Jan Koll auf einer Wiese mit Kühen im Hintergrund. © Privat Foto: Peter Roggenthin
Jan Koll bei seinen Kühen in Meggerdorf in der Eider-Treene-Sorge-Niederung. Seit zwei Jahren stehen seine 750 Tiere durchgehend auf den Moorwiesen.

Auf einer Wiese hat er einen Tümpel gegraben, in dem sich Wasser sammelt. Am flachen Ufer brüten Kiebitze. Jan Koll nähert sich bedächtig den Tieren. In anderen Landschaften gelten die Bodenbrüter als gefährdet. Um keinen Aussichtspunkt für Greife zu bieten, verzichtet Koll auf Weidezäune. Das bedeutet, dass seine Rinder im Graben steckenbleiben können. Um das zu kontrollieren, läuft er die Weiden ab. "Es reicht nicht, mit dem Fernglas zu gucken, ich mache mir einen Gesundheitsüberblick über jedes einzelne Tier." Warum er das macht? Leidenschaft, sagt Koll. Er betreibt seine Landwirtschaft gerne, "aber ohne Prämien wäre das nicht umsetzbar".

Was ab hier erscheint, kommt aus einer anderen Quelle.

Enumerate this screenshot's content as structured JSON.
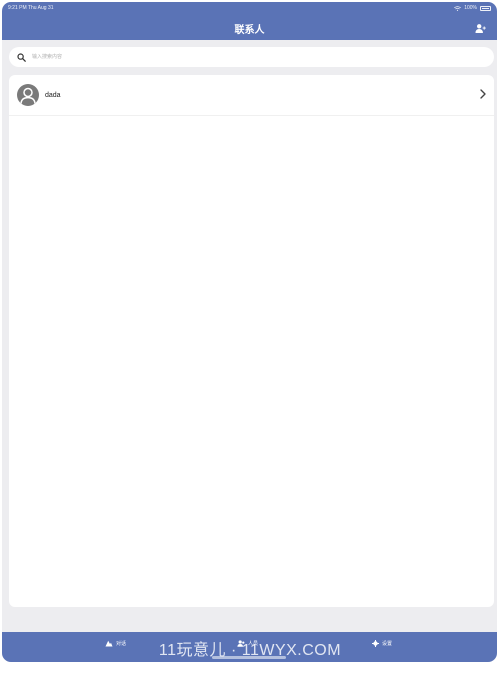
{
  "status": {
    "time": "9:21 PM",
    "date": "Thu Aug 31",
    "battery": "100%"
  },
  "header": {
    "title": "联系人",
    "add_icon": "add-contact-icon"
  },
  "search": {
    "placeholder": "输入搜索内容",
    "value": "",
    "icon": "search-icon"
  },
  "contacts": [
    {
      "name": "dada"
    }
  ],
  "tabs": [
    {
      "label": "对话",
      "icon": "chat-icon"
    },
    {
      "label": "人员",
      "icon": "contacts-icon"
    },
    {
      "label": "设置",
      "icon": "gear-icon"
    }
  ],
  "watermark": "11玩意儿 · 11WYX.COM",
  "colors": {
    "accent": "#5a73b6",
    "background": "#ededf0"
  }
}
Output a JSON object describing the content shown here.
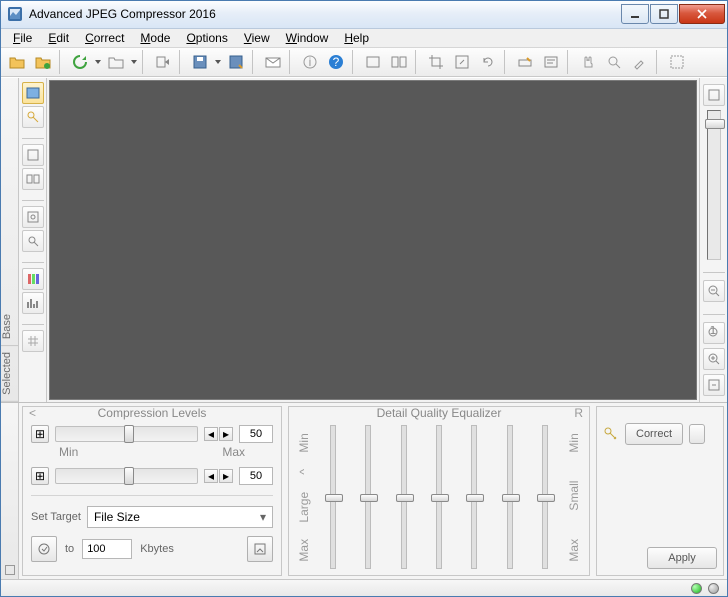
{
  "window": {
    "title": "Advanced JPEG Compressor 2016"
  },
  "menu": {
    "file": "File",
    "edit": "Edit",
    "correct": "Correct",
    "mode": "Mode",
    "options": "Options",
    "view": "View",
    "window": "Window",
    "help": "Help"
  },
  "side_tabs": {
    "selected": "Selected",
    "base": "Base"
  },
  "compression": {
    "title": "Compression Levels",
    "arrow_left": "<",
    "slider1_value": "50",
    "slider2_value": "50",
    "min_label": "Min",
    "max_label": "Max",
    "set_target_label": "Set Target",
    "set_target_combo": "File Size",
    "to_label": "to",
    "target_value": "100",
    "unit_label": "Kbytes"
  },
  "equalizer": {
    "title": "Detail Quality Equalizer",
    "right_char": "R",
    "caret": "^",
    "max_label": "Max",
    "min_label": "Min",
    "large_label": "Large",
    "small_label": "Small",
    "bands": [
      50,
      50,
      50,
      50,
      50,
      50,
      50
    ]
  },
  "correct_panel": {
    "correct_btn": "Correct",
    "apply_btn": "Apply"
  }
}
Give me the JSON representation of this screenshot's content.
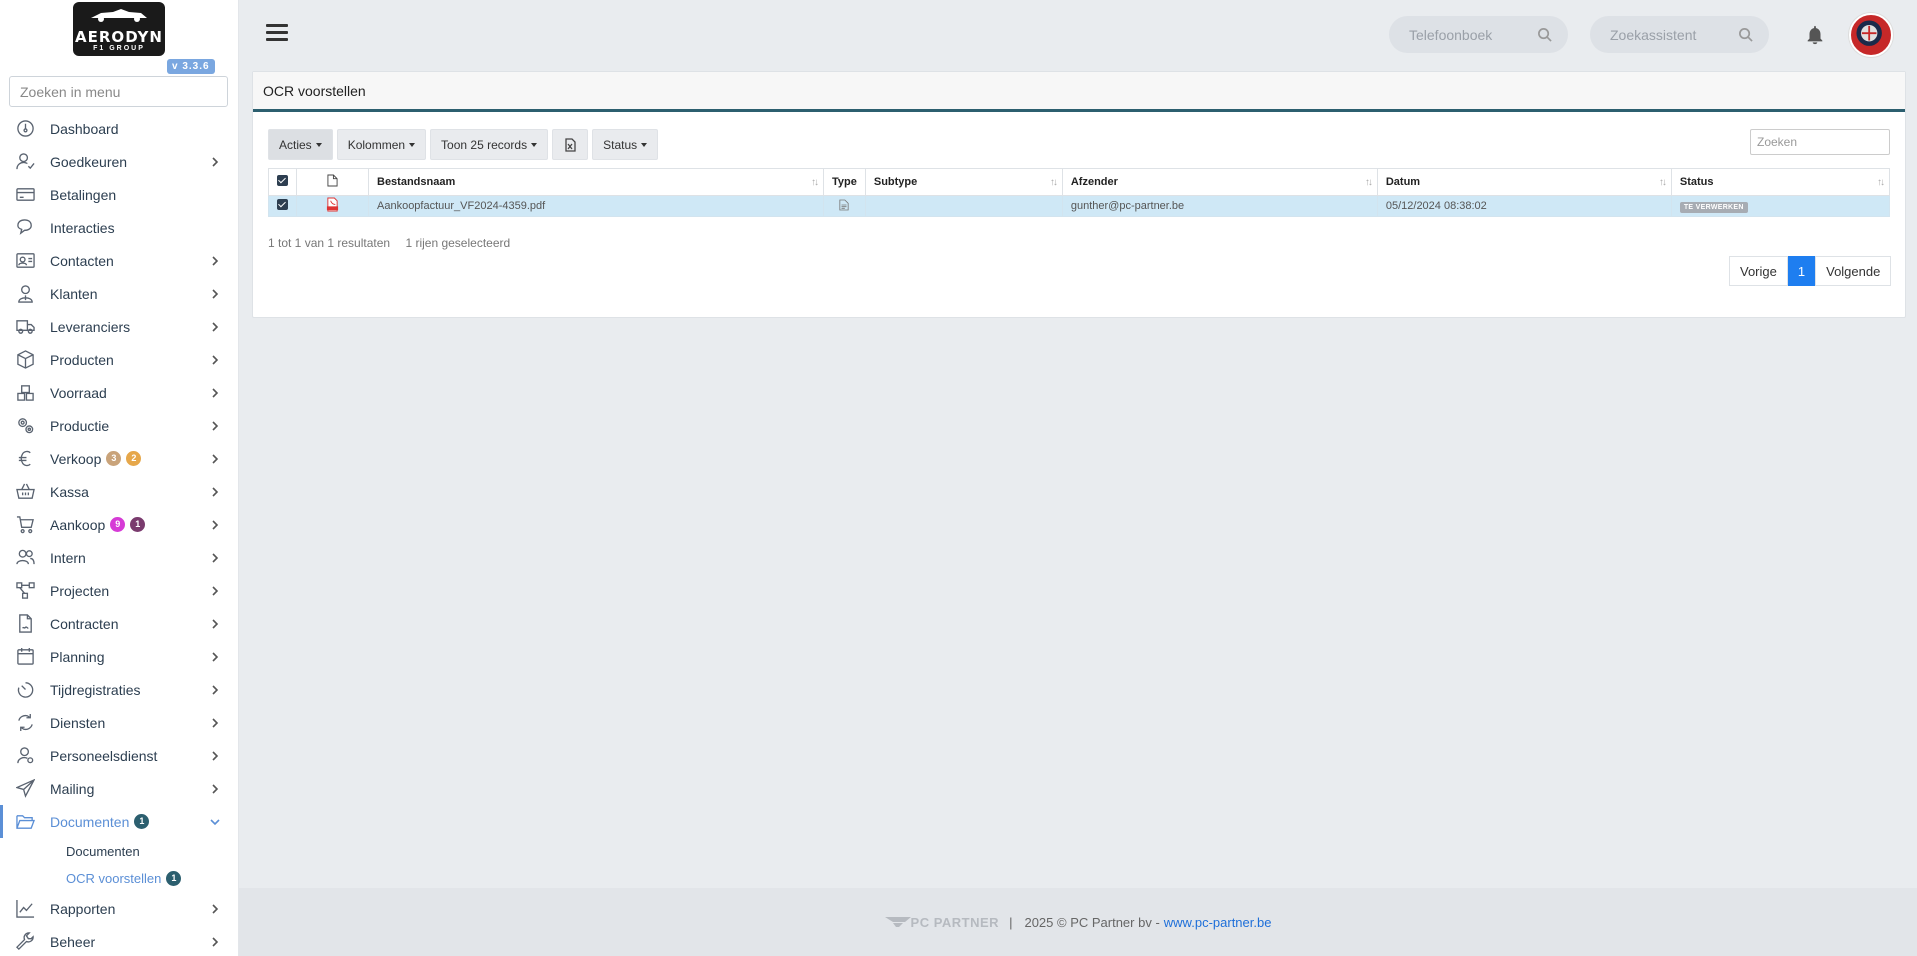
{
  "sidebar": {
    "logo_text": "AERODYN",
    "logo_sub": "F1 GROUP",
    "version": "v 3.3.6",
    "search_placeholder": "Zoeken in menu",
    "items": [
      {
        "label": "Dashboard",
        "icon": "dashboard-icon"
      },
      {
        "label": "Goedkeuren",
        "icon": "user-check-icon"
      },
      {
        "label": "Betalingen",
        "icon": "credit-card-icon"
      },
      {
        "label": "Interacties",
        "icon": "chat-icon"
      },
      {
        "label": "Contacten",
        "icon": "address-card-icon"
      },
      {
        "label": "Klanten",
        "icon": "user-tie-icon"
      },
      {
        "label": "Leveranciers",
        "icon": "truck-icon"
      },
      {
        "label": "Producten",
        "icon": "box-icon"
      },
      {
        "label": "Voorraad",
        "icon": "boxes-icon"
      },
      {
        "label": "Productie",
        "icon": "cogs-icon"
      },
      {
        "label": "Verkoop",
        "icon": "euro-icon",
        "badges": [
          "3",
          "2"
        ]
      },
      {
        "label": "Kassa",
        "icon": "basket-icon"
      },
      {
        "label": "Aankoop",
        "icon": "cart-icon",
        "badges": [
          "9",
          "1"
        ]
      },
      {
        "label": "Intern",
        "icon": "users-icon"
      },
      {
        "label": "Projecten",
        "icon": "project-diagram-icon"
      },
      {
        "label": "Contracten",
        "icon": "file-contract-icon"
      },
      {
        "label": "Planning",
        "icon": "calendar-icon"
      },
      {
        "label": "Tijdregistraties",
        "icon": "stopwatch-icon"
      },
      {
        "label": "Diensten",
        "icon": "sync-icon"
      },
      {
        "label": "Personeelsdienst",
        "icon": "user-cog-icon"
      },
      {
        "label": "Mailing",
        "icon": "paper-plane-icon"
      },
      {
        "label": "Documenten",
        "icon": "folder-open-icon",
        "badges": [
          "1"
        ]
      }
    ],
    "sub_items": [
      {
        "label": "Documenten"
      },
      {
        "label": "OCR voorstellen",
        "badge": "1"
      }
    ],
    "after_items": [
      {
        "label": "Rapporten",
        "icon": "chart-line-icon"
      },
      {
        "label": "Beheer",
        "icon": "wrench-icon"
      }
    ]
  },
  "topbar": {
    "phonebook_placeholder": "Telefoonboek",
    "assistant_placeholder": "Zoekassistent"
  },
  "card": {
    "title": "OCR voorstellen",
    "toolbar": {
      "actions": "Acties",
      "columns": "Kolommen",
      "show_records": "Toon 25 records",
      "status": "Status",
      "search_placeholder": "Zoeken"
    },
    "columns": [
      "Bestandsnaam",
      "Type",
      "Subtype",
      "Afzender",
      "Datum",
      "Status"
    ],
    "rows": [
      {
        "filename": "Aankoopfactuur_VF2024-4359.pdf",
        "subtype": "",
        "sender": "gunther@pc-partner.be",
        "date": "05/12/2024 08:38:02",
        "status": "TE VERWERKEN"
      }
    ],
    "result_info": "1 tot 1 van 1 resultaten",
    "selected_info": "1 rijen geselecteerd",
    "pager": {
      "prev": "Vorige",
      "current": "1",
      "next": "Volgende"
    }
  },
  "footer": {
    "brand": "PC PARTNER",
    "separator": "|",
    "copyright": "2025 © PC Partner bv -",
    "link": "www.pc-partner.be"
  },
  "colors": {
    "accent": "#5b8fd6",
    "header_border": "#2c5f6f",
    "row_selected": "#cfe8f6",
    "page_active": "#1e7ef0",
    "badge_orange": "#e6a74a",
    "badge_tan": "#c9a37a",
    "badge_magenta": "#d63bd6",
    "badge_purple": "#7a3b6e",
    "badge_teal": "#2c5f6f"
  }
}
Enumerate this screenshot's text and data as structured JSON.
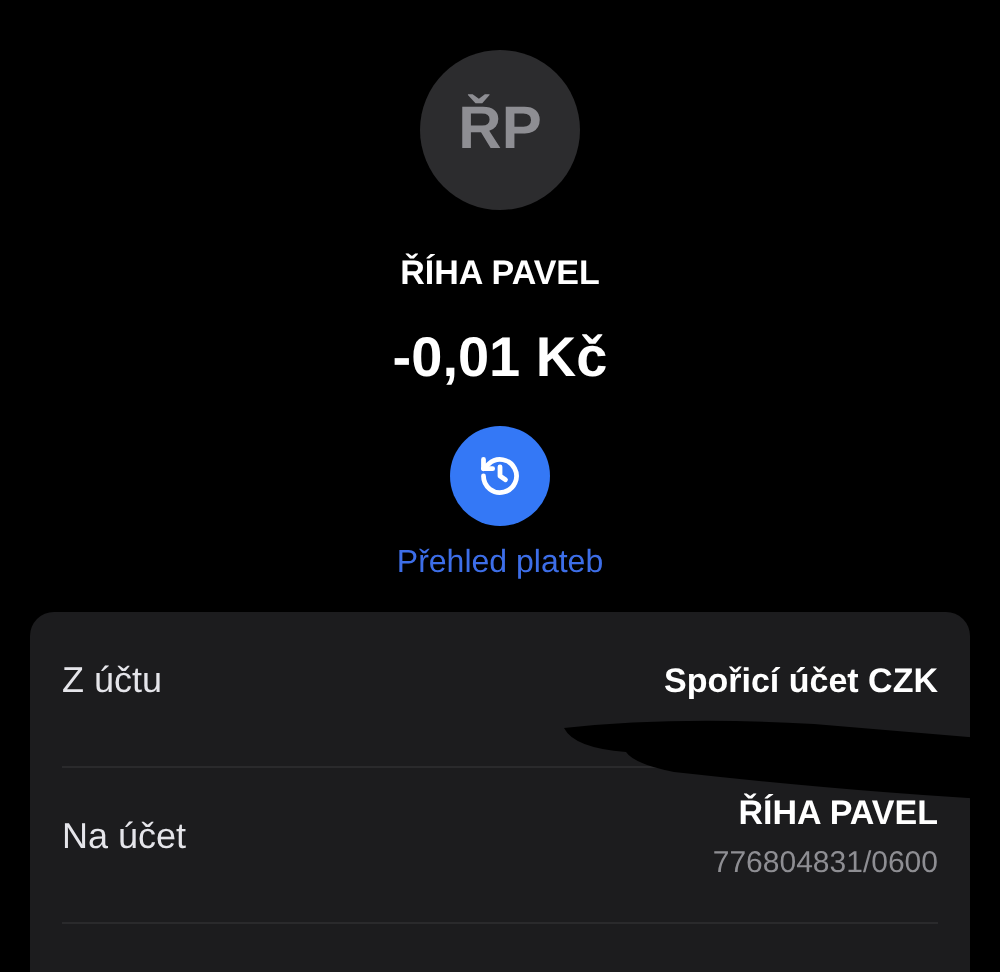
{
  "header": {
    "initials": "ŘP",
    "name": "ŘÍHA PAVEL",
    "amount": "-0,01 Kč",
    "history_link": "Přehled plateb"
  },
  "details": [
    {
      "label": "Z účtu",
      "value": "Spořicí účet CZK",
      "redacted": true
    },
    {
      "label": "Na účet",
      "value": "ŘÍHA PAVEL",
      "sub": "776804831/0600",
      "redacted": false
    }
  ]
}
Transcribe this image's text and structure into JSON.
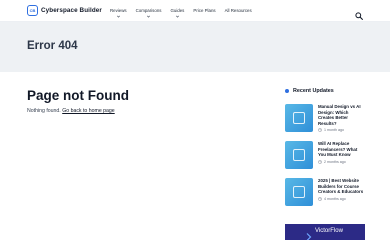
{
  "header": {
    "logo_text": "Cyberspace Builder",
    "logo_mark": "CB",
    "nav": [
      {
        "label": "Reviews",
        "has_dropdown": true
      },
      {
        "label": "Comparisons",
        "has_dropdown": true
      },
      {
        "label": "Guides",
        "has_dropdown": true
      },
      {
        "label": "Price Plans",
        "has_dropdown": false
      },
      {
        "label": "All Resources",
        "has_dropdown": false
      }
    ],
    "search_icon": "search-icon"
  },
  "hero": {
    "title": "Error 404"
  },
  "main": {
    "title": "Page not Found",
    "text": "Nothing found.",
    "link": "Go back to home page"
  },
  "sidebar": {
    "title": "Recent Updates",
    "posts": [
      {
        "title": "Manual Design vs AI Design: Which Creates Better Results?",
        "meta": "1 month ago"
      },
      {
        "title": "Will AI Replace Freelancers? What You Must Know",
        "meta": "2 months ago"
      },
      {
        "title": "2025 | Best Website Builders for Course Creators & Educators",
        "meta": "4 months ago"
      }
    ]
  },
  "ad": {
    "text": "VictorFlow"
  },
  "colors": {
    "accent": "#2f6fe0",
    "hero_bg": "#eef1f4",
    "ad_bg": "#2c2a86"
  }
}
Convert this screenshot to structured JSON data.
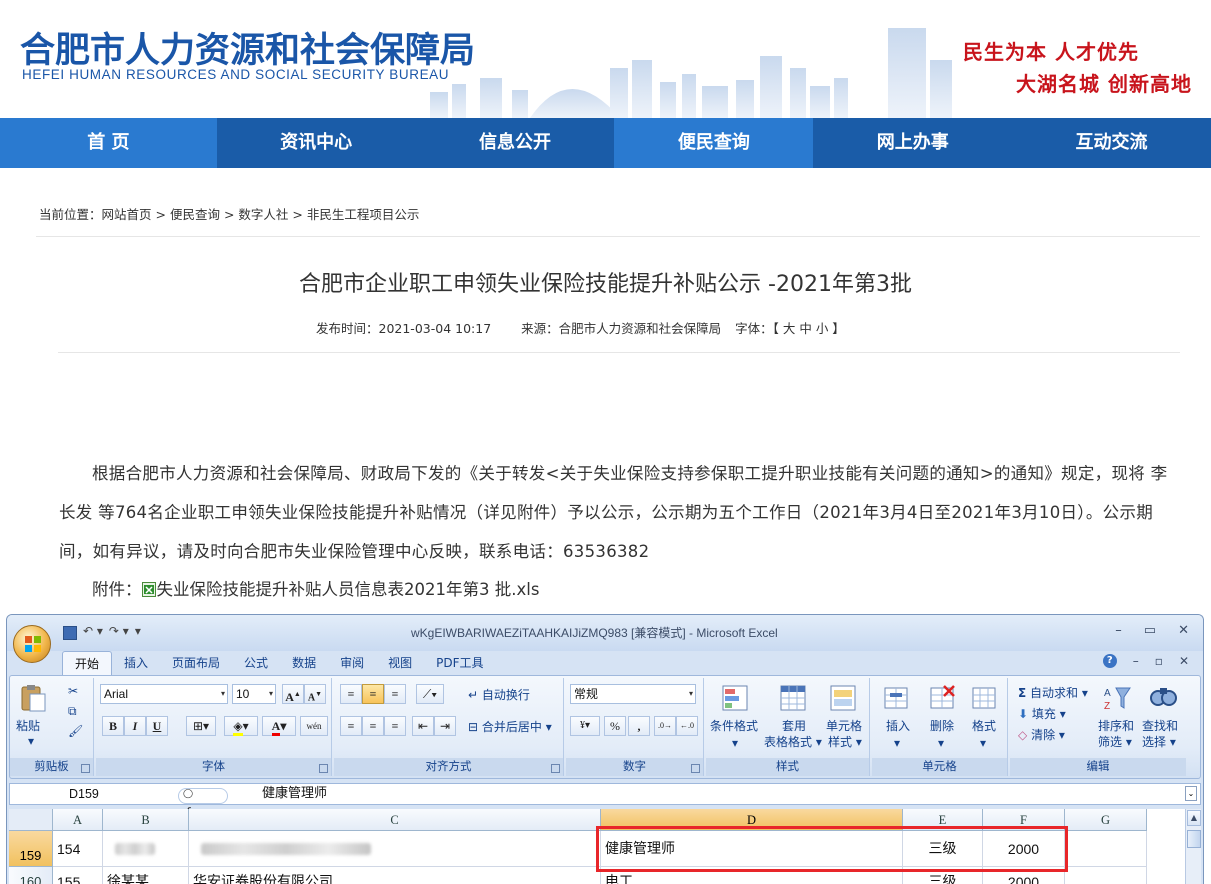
{
  "header": {
    "logo_cn": "合肥市人力资源和社会保障局",
    "logo_en": "HEFEI HUMAN RESOURCES AND SOCIAL SECURITY BUREAU",
    "slogan1": "民生为本 人才优先",
    "slogan2": "大湖名城 创新高地"
  },
  "nav": [
    "首 页",
    "资讯中心",
    "信息公开",
    "便民查询",
    "网上办事",
    "互动交流"
  ],
  "breadcrumb": {
    "prefix": "当前位置：",
    "items": [
      "网站首页",
      "便民查询",
      "数字人社",
      "非民生工程项目公示"
    ],
    "sep": " > "
  },
  "article": {
    "title": "合肥市企业职工申领失业保险技能提升补贴公示 -2021年第3批",
    "publish_label": "发布时间：2021-03-04 10:17",
    "source_label": "来源：合肥市人力资源和社会保障局",
    "font_label": "字体：【 大 中 小 】",
    "body": "根据合肥市人力资源和社会保障局、财政局下发的《关于转发<关于失业保险支持参保职工提升职业技能有关问题的通知>的通知》规定，现将 李长发 等764名企业职工申领失业保险技能提升补贴情况（详见附件）予以公示，公示期为五个工作日（2021年3月4日至2021年3月10日）。公示期间，如有异议，请及时向合肥市失业保险管理中心反映，联系电话：63536382",
    "attach_label": "附件：",
    "attach_name": "失业保险技能提升补贴人员信息表2021年第3 批.xls"
  },
  "excel": {
    "caption": "wKgEIWBARIWAEZiTAAHKAIJiZMQ983  [兼容模式] - Microsoft Excel",
    "tabs": [
      "开始",
      "插入",
      "页面布局",
      "公式",
      "数据",
      "审阅",
      "视图",
      "PDF工具"
    ],
    "groups": {
      "clipboard": "剪贴板",
      "font": "字体",
      "align": "对齐方式",
      "number": "数字",
      "style": "样式",
      "cells": "单元格",
      "edit": "编辑"
    },
    "paste": "粘贴",
    "font_name": "Arial",
    "font_size": "10",
    "wrap": "自动换行",
    "merge": "合并后居中",
    "number_format": "常规",
    "cond_format": "条件格式",
    "table_format_1": "套用",
    "table_format_2": "表格格式",
    "cell_style_1": "单元格",
    "cell_style_2": "样式",
    "insert": "插入",
    "delete": "删除",
    "format": "格式",
    "autosum": "自动求和",
    "fill": "填充",
    "clear": "清除",
    "sort_1": "排序和",
    "sort_2": "筛选",
    "find_1": "查找和",
    "find_2": "选择",
    "name_box": "D159",
    "formula": "健康管理师",
    "columns": [
      "A",
      "B",
      "C",
      "D",
      "E",
      "F",
      "G"
    ],
    "rows": [
      {
        "hdr": "159",
        "a": "154",
        "d": "健康管理师",
        "e": "三级",
        "f": "2000"
      },
      {
        "hdr": "160",
        "a": "155",
        "b": "徐某某",
        "c": "华安证券股份有限公司",
        "d": "电工",
        "e": "三级",
        "f": "2000"
      }
    ]
  },
  "colors": {
    "brand_blue": "#1a56a8",
    "nav_blue": "#1a5ca8",
    "nav_active": "#2a7ad0",
    "slogan_red": "#c8141c",
    "highlight_red": "#e8262a"
  }
}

Bauernverband fordert Alternativen für Landwirte 

"Moorvernässung muss im Einvernehmen und ohne Verdrängung der Landwirtschaft stattfinden", fordert der Deutsche Bauernverband. Dafür wiederum benötigen Landwirte Ansprechpartner und Beratung vor Ort. Die Stiftung Naturschutz sieht diesen Bedarf. Sie gibt Seminare und vergibt Förderungen für die Wiedervernässung von Moorflächen.

Landwirt Koll nimmt seit vielen Jahren die Beratung der Stiftung in Anspruch, um die Bewirtschaftung auf seinem Land anzupassen. Für ihre nachhaltige Landwirtschaft bekommt die Familie Ausgleichsprämien aus unterschiedlichen EU-Mitteln.

Wie viel Fördervolumen jährlich zur Verfügung steht, darüber macht die Stiftung keine Angaben. Erste Erfolge sehen die Verantwortlichen im Hartshoper Moor, knapp 15 Autominuten von Meggerdorf entfernt. Dort wächst das fuchsbraune Torfmoos, die Pflanze galt in den letzten 30 Jahren in Schleswig-Holstein als ausgestorben.

"Ich wünsche mir, dass wir möglichst viele der trockengelegte Moore wiedervernässen, als Win-Win-Situation für alle Beteiligten", sagt Leif Rättig, Berater bei der Stiftung Naturschutz. Seit 2007 hat die Stiftung Naturschutz knapp 303 Hektar im Hartshoper Moor wiedervernässt.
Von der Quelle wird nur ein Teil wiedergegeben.